The idea of the Triune God comes from scripture, but we have added a great deal over the centuries by way of explanation and illustration. For that matter, we’ve added a great deal of explanation and illustration to everything having to do with God. From the three rings of a pretzel to a bookshelf straining under the theology of Karl Barth, we keep trying to explain it. Here is how God created the universe, we say, never mind that the scriptural point was simply that God did rather than how God did. It is a God-thing. This is how the whole crucifixion thing works, we say—here’s what was paid, or ransomed, or fulfilled. Never mind that Jesus simply said to love one another as he loved us and left off the explanations.
Forget about explanations for a moment. If they mean so much, God would likely have provided a clearer manual for us to read, something with summaries and a nice index. Forget about the rules, who is right and who is wrong, especially who is wrong. Instead of explanations, we have stories, from creation to Jesus on a mountain. That might be a clue as to what is important, what matters.
The stories say that God is not like us, but that we are a little like God. The stories say that God has walked among humans.
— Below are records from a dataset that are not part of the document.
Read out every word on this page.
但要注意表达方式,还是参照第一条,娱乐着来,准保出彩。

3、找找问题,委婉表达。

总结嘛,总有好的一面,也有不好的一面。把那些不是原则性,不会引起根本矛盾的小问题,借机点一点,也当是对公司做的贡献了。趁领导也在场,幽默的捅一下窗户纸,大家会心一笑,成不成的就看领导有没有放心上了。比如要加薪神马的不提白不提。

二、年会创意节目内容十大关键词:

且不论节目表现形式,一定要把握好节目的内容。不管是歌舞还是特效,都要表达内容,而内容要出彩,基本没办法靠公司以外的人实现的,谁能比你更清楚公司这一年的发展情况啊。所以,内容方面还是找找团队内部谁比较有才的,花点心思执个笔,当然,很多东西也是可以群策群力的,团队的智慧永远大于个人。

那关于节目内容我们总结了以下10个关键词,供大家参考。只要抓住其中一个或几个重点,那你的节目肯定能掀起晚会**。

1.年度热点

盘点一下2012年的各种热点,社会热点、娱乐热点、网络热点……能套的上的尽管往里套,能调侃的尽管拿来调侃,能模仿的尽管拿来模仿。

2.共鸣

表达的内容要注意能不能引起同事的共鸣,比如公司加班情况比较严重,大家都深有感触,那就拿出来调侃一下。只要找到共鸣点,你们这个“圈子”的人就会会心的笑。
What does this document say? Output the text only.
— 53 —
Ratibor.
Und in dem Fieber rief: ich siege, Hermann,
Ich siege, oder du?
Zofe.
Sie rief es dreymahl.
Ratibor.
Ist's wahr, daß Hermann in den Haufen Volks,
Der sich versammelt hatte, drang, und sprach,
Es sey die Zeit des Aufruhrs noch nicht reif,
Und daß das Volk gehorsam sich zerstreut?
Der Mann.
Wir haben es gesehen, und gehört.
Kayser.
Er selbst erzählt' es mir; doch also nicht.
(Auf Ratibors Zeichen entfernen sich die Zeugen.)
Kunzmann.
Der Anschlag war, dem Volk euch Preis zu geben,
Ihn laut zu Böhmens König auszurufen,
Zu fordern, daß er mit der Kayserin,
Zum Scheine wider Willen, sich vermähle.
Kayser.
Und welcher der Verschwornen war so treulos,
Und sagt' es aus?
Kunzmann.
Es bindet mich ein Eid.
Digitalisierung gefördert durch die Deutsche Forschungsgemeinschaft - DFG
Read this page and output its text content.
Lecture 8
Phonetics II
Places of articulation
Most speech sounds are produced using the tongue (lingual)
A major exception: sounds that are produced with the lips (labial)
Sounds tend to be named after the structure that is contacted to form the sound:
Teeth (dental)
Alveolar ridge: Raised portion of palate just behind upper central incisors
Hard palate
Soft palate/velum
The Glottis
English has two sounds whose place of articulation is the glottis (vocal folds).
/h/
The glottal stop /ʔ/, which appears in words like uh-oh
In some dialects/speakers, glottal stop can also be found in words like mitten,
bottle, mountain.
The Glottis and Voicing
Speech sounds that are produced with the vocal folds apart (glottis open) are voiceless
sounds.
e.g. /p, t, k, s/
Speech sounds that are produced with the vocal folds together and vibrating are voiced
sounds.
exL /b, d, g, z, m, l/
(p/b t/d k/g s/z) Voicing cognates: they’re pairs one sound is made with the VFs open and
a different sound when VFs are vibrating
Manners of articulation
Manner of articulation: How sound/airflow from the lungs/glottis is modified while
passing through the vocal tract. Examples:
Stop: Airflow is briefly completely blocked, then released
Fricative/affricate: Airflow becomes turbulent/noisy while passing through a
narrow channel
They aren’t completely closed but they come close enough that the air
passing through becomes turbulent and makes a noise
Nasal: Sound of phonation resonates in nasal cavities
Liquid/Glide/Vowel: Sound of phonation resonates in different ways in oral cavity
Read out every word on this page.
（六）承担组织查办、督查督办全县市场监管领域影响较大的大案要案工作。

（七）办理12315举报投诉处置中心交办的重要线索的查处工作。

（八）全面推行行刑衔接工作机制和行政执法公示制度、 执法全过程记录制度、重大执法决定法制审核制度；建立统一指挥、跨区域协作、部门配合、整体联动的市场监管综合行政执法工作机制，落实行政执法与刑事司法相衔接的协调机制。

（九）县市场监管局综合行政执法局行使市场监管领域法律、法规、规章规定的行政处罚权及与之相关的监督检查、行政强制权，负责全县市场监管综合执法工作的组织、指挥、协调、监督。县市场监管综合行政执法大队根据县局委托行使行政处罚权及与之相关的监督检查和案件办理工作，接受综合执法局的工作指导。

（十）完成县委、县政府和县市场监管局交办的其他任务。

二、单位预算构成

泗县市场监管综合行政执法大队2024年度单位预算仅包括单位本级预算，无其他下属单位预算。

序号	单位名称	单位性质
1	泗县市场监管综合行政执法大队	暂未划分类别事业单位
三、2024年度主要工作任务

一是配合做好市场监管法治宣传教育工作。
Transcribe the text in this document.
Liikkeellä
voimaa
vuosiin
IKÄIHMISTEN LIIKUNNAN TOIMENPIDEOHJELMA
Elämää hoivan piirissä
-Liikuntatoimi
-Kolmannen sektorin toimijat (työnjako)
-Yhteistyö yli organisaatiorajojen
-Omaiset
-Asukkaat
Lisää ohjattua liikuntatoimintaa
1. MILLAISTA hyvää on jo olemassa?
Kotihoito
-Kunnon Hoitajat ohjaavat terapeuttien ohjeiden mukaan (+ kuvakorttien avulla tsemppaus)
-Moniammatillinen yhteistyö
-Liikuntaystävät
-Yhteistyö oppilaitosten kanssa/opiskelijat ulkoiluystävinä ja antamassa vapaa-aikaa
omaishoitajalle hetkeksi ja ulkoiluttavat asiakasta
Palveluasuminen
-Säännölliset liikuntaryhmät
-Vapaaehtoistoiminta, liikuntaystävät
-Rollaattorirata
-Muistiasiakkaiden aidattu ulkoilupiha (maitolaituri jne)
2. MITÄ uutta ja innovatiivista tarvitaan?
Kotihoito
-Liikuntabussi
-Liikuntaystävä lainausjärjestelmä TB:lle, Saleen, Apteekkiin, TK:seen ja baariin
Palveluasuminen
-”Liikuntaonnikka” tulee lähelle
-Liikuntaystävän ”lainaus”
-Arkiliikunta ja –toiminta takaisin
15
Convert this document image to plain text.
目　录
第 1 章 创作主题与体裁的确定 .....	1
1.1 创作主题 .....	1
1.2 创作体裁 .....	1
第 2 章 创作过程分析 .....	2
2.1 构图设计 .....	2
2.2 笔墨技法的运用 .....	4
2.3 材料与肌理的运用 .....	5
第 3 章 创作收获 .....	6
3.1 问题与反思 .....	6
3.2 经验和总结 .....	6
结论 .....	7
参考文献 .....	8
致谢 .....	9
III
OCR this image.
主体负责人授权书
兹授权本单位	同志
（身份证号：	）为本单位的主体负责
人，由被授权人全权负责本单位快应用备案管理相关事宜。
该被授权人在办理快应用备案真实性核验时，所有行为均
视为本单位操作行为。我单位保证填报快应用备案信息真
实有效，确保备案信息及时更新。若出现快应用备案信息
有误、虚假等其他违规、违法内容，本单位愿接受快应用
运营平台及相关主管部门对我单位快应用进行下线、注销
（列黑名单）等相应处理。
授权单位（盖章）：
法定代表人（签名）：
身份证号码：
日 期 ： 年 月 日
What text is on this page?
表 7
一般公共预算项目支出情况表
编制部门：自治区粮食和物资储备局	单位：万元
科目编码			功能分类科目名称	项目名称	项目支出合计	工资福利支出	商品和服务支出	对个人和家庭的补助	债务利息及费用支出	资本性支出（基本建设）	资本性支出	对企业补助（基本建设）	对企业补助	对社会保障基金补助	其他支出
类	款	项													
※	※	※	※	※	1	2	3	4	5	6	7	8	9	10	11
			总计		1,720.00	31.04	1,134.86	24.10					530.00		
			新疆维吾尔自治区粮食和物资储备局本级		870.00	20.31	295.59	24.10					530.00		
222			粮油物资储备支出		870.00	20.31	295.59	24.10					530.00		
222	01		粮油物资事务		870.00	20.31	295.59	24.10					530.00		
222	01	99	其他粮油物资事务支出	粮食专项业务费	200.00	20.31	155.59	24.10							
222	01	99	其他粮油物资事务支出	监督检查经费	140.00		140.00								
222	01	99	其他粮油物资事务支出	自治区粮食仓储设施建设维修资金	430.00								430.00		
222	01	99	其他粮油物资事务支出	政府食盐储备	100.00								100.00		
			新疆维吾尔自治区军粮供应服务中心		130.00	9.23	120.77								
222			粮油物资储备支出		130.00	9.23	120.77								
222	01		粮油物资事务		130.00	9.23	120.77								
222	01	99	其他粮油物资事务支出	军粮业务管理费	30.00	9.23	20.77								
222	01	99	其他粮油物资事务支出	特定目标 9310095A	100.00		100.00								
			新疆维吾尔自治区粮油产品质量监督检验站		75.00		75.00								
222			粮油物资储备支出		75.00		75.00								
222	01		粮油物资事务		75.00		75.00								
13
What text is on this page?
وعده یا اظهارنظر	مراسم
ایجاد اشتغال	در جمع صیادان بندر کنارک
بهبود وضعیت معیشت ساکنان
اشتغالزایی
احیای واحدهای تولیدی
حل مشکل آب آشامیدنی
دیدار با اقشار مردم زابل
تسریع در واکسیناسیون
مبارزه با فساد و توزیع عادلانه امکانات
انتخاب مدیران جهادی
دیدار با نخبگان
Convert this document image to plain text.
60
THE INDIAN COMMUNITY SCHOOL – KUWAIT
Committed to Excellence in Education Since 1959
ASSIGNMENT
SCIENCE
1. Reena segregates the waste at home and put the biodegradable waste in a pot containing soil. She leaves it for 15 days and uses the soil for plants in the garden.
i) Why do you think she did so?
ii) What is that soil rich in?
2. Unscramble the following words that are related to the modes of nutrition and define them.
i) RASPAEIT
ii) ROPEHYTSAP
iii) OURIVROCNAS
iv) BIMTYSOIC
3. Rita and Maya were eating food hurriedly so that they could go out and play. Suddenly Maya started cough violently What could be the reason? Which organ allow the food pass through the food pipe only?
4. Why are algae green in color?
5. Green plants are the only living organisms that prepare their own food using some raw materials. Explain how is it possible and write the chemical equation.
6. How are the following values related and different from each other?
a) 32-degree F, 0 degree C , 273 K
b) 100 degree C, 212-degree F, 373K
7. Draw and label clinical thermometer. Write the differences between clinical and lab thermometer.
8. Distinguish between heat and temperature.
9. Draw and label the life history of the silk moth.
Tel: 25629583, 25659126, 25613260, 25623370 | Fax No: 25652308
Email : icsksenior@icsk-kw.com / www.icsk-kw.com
The stories say that God is love and light and that God loves each of us, though we don’t find any compelling reason for God to do so—quite the opposite. And the stories say that God is everywhere.
All of that leaves us with faith pushing against doubt, reason pulling against acceptance. It is like walking: we only manage to stand because of the tension in our muscles and bones. If you think too much about walking, you won’t be able to do it.
If God is everywhere, let’s expect God everywhere: in the rain, in strangers, in dogs and in starlight. Everything we find reveals part of God, and every revelation of God is all of God. We can worship while we doubt, and it is fine to doubt while we worship. It is part of our story of God, and God loves us for it.